Cassie Shao: Dreaming in mixed media
How USC School of Cinematic Arts alumna turned her vision into a career in animation.
A hand with a lighter, but the flame turns into a mushroom cloud. A man opens a locker, just to place a rotary phone in it. The scene cuts to someone getting ready for the day — a sink, a shower, some numbers — then the screen shifts, and the images transform into an oak tree. The visuals are both vivid and dreamy: one minute orange and blue, another green and gold, flickering through sharp contrasts and blurry imagery.
From beginning to end, This Is a Story Without a Plan, an animated film by Cassie Shao ’19, is a visual feast. The characters are animated digitally, and the scenery is painted on animation cells with 3D and painted abstract backgrounds. It’s a style that Shao has turned into her distinct visual language: “I dream of strange scenarios and make animation about them,” she states.
Depicting two people on a journey filled with colors and meditative perspectives, the film draws inspiration from what Shao says was a transitional event in her life. “I felt I was watching an explosion very slowly happening in front of me that I couldn’t look away from.” She turned her feelings into a film, explaining, “I wanted to use visual imagery to record that experience and finish that thought.”
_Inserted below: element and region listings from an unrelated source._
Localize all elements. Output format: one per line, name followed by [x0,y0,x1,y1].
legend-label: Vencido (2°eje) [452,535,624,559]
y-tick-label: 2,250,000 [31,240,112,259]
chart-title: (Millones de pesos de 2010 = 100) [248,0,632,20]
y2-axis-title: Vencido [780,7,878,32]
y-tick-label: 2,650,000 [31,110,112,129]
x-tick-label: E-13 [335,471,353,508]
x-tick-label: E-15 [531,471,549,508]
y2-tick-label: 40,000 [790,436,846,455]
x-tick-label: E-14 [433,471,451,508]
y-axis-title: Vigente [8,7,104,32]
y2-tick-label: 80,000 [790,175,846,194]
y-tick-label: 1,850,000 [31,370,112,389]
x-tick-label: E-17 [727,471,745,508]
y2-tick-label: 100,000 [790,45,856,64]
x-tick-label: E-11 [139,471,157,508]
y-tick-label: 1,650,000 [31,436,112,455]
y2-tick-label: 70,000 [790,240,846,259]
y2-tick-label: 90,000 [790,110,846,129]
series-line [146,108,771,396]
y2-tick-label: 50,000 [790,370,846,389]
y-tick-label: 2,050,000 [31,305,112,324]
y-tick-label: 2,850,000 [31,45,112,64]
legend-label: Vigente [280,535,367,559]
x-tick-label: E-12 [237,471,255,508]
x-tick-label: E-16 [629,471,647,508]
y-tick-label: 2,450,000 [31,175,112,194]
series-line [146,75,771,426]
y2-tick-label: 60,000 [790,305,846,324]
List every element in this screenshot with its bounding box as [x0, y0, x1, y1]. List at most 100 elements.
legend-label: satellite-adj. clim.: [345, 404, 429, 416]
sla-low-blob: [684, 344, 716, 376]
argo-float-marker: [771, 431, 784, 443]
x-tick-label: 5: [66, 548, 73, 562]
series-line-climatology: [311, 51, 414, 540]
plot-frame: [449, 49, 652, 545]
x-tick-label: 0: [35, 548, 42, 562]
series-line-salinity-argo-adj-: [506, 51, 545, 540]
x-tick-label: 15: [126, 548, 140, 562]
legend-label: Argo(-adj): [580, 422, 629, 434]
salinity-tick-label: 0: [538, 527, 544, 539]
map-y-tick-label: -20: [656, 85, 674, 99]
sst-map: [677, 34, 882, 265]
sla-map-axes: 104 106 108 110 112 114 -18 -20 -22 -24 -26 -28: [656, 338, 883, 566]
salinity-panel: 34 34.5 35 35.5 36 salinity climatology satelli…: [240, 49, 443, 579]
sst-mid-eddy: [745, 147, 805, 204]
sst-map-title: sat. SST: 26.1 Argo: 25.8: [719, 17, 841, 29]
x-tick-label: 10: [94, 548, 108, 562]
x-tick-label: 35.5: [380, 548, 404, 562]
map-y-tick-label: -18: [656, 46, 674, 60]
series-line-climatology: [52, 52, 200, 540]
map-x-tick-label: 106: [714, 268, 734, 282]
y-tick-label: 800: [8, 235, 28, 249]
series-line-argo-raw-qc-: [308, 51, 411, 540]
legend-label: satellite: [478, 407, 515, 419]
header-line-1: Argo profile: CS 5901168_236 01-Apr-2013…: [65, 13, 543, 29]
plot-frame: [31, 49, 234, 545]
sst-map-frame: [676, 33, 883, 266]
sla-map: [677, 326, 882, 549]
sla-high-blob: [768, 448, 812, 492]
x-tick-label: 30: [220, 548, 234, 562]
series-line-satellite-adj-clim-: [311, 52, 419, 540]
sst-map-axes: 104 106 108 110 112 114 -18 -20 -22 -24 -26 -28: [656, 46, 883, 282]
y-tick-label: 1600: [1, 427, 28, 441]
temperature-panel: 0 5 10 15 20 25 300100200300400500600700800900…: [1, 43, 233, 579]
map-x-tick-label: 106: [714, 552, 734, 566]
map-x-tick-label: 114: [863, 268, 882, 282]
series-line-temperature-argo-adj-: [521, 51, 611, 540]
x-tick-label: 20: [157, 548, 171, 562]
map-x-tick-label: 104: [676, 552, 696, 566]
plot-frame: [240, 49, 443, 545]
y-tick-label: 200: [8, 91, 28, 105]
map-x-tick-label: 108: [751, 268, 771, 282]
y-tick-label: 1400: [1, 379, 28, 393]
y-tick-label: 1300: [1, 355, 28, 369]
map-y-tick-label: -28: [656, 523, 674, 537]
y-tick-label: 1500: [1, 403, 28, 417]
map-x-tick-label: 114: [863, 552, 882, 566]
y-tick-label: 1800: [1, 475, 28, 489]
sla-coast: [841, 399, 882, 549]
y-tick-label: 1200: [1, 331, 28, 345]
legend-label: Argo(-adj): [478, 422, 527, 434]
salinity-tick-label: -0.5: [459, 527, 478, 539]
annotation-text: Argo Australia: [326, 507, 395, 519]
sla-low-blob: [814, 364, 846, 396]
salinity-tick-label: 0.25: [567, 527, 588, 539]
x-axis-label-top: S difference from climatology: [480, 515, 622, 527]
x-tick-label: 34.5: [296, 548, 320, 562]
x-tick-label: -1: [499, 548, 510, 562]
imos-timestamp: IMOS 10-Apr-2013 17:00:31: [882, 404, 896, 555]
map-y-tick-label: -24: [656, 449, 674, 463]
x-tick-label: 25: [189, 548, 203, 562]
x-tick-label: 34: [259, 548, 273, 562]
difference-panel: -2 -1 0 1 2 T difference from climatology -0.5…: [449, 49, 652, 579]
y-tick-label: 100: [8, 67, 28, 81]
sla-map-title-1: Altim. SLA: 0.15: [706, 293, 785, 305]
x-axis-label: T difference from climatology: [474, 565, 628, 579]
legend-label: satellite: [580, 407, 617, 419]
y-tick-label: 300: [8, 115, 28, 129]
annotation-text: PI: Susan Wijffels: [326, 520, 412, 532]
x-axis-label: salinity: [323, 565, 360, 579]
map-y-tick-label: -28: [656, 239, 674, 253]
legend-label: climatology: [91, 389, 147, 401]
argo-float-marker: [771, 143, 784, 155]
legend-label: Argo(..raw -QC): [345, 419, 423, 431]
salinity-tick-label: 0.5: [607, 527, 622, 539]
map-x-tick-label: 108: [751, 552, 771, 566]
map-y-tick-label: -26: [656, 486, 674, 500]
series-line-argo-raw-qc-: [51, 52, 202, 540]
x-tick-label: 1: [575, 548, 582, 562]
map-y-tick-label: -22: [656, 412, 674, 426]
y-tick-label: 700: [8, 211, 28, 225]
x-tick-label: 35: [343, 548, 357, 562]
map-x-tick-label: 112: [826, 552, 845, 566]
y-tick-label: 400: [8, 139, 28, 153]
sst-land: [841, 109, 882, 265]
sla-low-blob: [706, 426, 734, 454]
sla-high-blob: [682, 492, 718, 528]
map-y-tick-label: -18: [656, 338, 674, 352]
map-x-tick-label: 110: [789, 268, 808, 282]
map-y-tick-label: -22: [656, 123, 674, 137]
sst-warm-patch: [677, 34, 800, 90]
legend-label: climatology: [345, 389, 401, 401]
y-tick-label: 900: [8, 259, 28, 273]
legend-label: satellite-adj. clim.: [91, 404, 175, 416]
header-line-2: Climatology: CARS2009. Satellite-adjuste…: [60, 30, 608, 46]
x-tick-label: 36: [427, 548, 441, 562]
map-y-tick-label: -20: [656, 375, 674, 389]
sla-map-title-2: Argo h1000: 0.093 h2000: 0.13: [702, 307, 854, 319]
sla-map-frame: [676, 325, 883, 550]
This distinct aesthetic has earned her numerous accolades: At the 2024 Ann Arbor Film Festival, Shao was awarded The Barbara Aronofsky Latham Award for Emerging Experimental Video Artist for This Is a Story Without a Plan, an honor that sets her up for 2025 Academy Award consideration.
The film has also traveled through the festival world, appearing at the Slamdance Film Festival, Annecy International Animated Film Festival, Sydney Film Festival and International Animated Film Festival ANIMATOR. Audiences were captivated.
“People who liked that film really liked it,” Shao says. “There were also people who didn’t quite understand what was happening in the film.” She was pleased with both reactions. Audiences also told her that certain scenes reminded them of life events. “This might have been entirely different from my experience or what I was trying to convey,” she says, “but ultimately, it’s a film that allows for various interpretations of itself.”
Shao knows all about turning dreams into a creative reality. Studying animation was her lifelong ambition, so she packed her bags and moved from Hangzhou, China, to the United States.
After completing her Bachelor of Fine Arts in animation and sound design at the School of the Art Institute of Chicago, she looked to USC for graduate studies. “The USC School of Cinematic Arts opened me up to new possibilities of animation,” she says. “I was mixing, combining and experimenting with different mediums and techniques.”
Shao says her USC education led her to develop her visual style. For example, Professor Michael Patterson introduced her to motion graphics. Her thesis professor, Kathy Smith, helped Shao unlock her visual language: “She inspired and encouraged me to express my thoughts and feelings with the imagery that appeared in my dreams,” Shao says. “As if my consciousness was describing a feeling.”
This style, now “the basis of all my works,” is a distinct imagery that sets Shao apart — the film world has noticed. In 2021, she animated a video for the band Maggie Dave, which received the Austin Music Video Festival’s award for Best Animation/Mixed-media and the Columbus International Film & Animation Festival’s Best Music Video. Her short There Were Four of Us won the 2020 National Film Festival for Talented Youth for Best Experimental Short (Student), and in 2019 garnered the Unknown Film Festival’s Silver Visual Arts & Animation Award, China Independent Animation Film Forum Best Experimental Animated Short, as well as Los Angeles Animation Festival’s Silver Student Experimental Short.
During her time at USC, Shao also gained experience through animation internships, including one at Bento Box Entertainment LLC. Since graduating in 2019, Shao’s freelance career as an animation director has bypassed typical animation studios.
Word of mouth about her mixed-media work has seen her schedule packed with commercial and personal projects, including music videos, shorts and commercials. She also animates for documentaries and independent films for live-action directors. Some of her projects include the Asian American Foundation’s AAPI Heritage Heroes on Hulu and two TED series, The Way We Work and Sleeping with Science.
Shao says she enjoys both working on her own projects and collaborating with others. “When working with someone else, you’re constantly learning and being forced out of your comfort zone,” she says. “When I do that, it inspires me, and I use what I learned from those projects in my own projects.”
For Shao, the dream is for her filmmaking and animation to reach viewers on an emotional level; when talking about This Is a Story Without a Plan, she says, “I wanted to connect to the audience that might be stirred up by these imageries despite coming from different backgrounds and having different experiences in life.”